A pesar de la explicación, las versiones no cesaron y el tema siguió en agenda. Incluso cuando Araceli llegó al teatro el lunes, fue consultada por un notero de LAM (América) sobre el motivo de la ausencia de Mazzei. “Fabi hoy tuvo la presentación de Disney, pero él va a estar en el estreno de Toto en agosto”, explicó la actriz, sumando detalles y despejando malentendidos. Cuando le preguntaron por el presente de la pareja, Araceli fue contundente: “Hermoso, hermoso”. Además, aclaró que Fabián estaba invitado, pero consideraron que esa noche era especial para el núcleo familiar ensamblado con Suar y sus hijos: “Vamos de a poco. Si no, ya los ravioles el domingo. Vamos de a poco, vamos de a poco”.

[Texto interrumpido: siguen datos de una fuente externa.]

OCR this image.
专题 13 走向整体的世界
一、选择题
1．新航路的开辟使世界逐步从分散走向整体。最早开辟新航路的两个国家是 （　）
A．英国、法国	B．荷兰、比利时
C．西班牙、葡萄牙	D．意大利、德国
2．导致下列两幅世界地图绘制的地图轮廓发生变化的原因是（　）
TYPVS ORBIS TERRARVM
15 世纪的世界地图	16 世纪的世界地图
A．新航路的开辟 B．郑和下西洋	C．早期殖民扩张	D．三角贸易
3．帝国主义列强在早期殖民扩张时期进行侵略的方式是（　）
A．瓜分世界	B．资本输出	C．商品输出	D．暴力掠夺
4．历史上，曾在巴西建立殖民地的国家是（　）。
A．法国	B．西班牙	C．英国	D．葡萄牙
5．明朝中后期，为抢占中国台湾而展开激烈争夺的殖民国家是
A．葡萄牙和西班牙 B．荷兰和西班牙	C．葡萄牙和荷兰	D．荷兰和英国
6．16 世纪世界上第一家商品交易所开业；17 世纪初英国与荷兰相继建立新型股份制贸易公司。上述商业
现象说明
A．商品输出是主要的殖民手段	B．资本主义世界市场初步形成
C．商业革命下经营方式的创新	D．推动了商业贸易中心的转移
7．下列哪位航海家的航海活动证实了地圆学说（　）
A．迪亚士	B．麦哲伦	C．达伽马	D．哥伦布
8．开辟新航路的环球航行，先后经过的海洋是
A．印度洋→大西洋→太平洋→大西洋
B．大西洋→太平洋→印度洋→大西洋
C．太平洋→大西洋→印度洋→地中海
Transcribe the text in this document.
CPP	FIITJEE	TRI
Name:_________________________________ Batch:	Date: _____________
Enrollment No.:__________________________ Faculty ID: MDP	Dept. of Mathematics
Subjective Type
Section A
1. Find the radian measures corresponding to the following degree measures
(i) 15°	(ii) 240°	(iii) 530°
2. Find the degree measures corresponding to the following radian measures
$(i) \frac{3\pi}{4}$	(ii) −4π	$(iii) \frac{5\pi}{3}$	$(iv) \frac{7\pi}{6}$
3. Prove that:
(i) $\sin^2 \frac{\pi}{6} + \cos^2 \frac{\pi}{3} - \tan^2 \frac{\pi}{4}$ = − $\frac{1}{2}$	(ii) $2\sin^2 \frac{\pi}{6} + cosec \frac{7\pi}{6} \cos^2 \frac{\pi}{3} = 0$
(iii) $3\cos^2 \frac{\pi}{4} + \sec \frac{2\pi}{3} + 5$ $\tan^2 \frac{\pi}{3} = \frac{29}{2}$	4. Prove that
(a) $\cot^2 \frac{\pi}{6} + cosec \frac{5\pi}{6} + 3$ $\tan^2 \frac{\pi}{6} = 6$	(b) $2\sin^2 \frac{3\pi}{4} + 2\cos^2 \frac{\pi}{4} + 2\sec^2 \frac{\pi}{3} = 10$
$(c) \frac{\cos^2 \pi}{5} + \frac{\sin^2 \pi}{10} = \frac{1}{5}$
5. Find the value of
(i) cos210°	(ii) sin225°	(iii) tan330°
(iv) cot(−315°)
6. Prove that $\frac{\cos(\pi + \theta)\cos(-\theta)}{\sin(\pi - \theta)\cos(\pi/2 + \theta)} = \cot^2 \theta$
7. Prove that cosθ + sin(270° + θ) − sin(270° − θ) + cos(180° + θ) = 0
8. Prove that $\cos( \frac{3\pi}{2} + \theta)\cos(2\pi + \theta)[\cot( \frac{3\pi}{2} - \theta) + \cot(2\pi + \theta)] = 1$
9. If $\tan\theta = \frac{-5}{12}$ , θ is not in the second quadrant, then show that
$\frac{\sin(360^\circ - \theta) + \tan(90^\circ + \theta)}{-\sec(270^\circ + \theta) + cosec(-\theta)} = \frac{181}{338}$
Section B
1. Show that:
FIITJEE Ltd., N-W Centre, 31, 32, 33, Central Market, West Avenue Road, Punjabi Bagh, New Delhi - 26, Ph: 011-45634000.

La relación de Mazzei con el universo Suar-González nunca estuvo exenta de roces mediáticos y miradas externas. Desde el inicio del vínculo, Fabián supo que su lugar estaría bajo la lupa, no solo por el peso del apellido Suar sino también por la exposición que implica ser pareja de una de las figuras más reconocidas de la televisión argentina. Luego, la tensión subió un escalón luego de la separación de Suar y Griselda Siciliani. En ese contexto, Siciliani deslizó que a Mazzei habían dejado de convocarlo “de ningún otro lado” porque no les servía a los productores, generando un frente mediático que sumó a Araceli en defensa de su marido.
En diciembre, Mazzei fue nuevamente consultado sobre su vínculo con Suar y cómo transitaba la convivencia pública de una familia ensamblada marcada por el pasado y el presente mediático. En diálogo con Ángel de Brito, el actor evitó cualquier confrontación, pero fue claro en su postura. “Nunca hablé mal de él y cada vez que nos cruzamos en eventos, el trato fue cordial”, aseguró.
El presente muestra a Araceli disfrutando de un gran momento familiar y profesional, acompañando a sus hijos y sosteniendo un vínculo sólido con Mazzei, mientras el mundo del espectáculo sigue atento a cada movimiento de este entramado de historias compartidas. La noche en el Teatro El Nacional fue, una vez más, escenario de reencuentros, rumores y declaraciones que confirman que, en la vida de los famosos, no hay función sin debate ni aparición pública sin su cuota de misterio.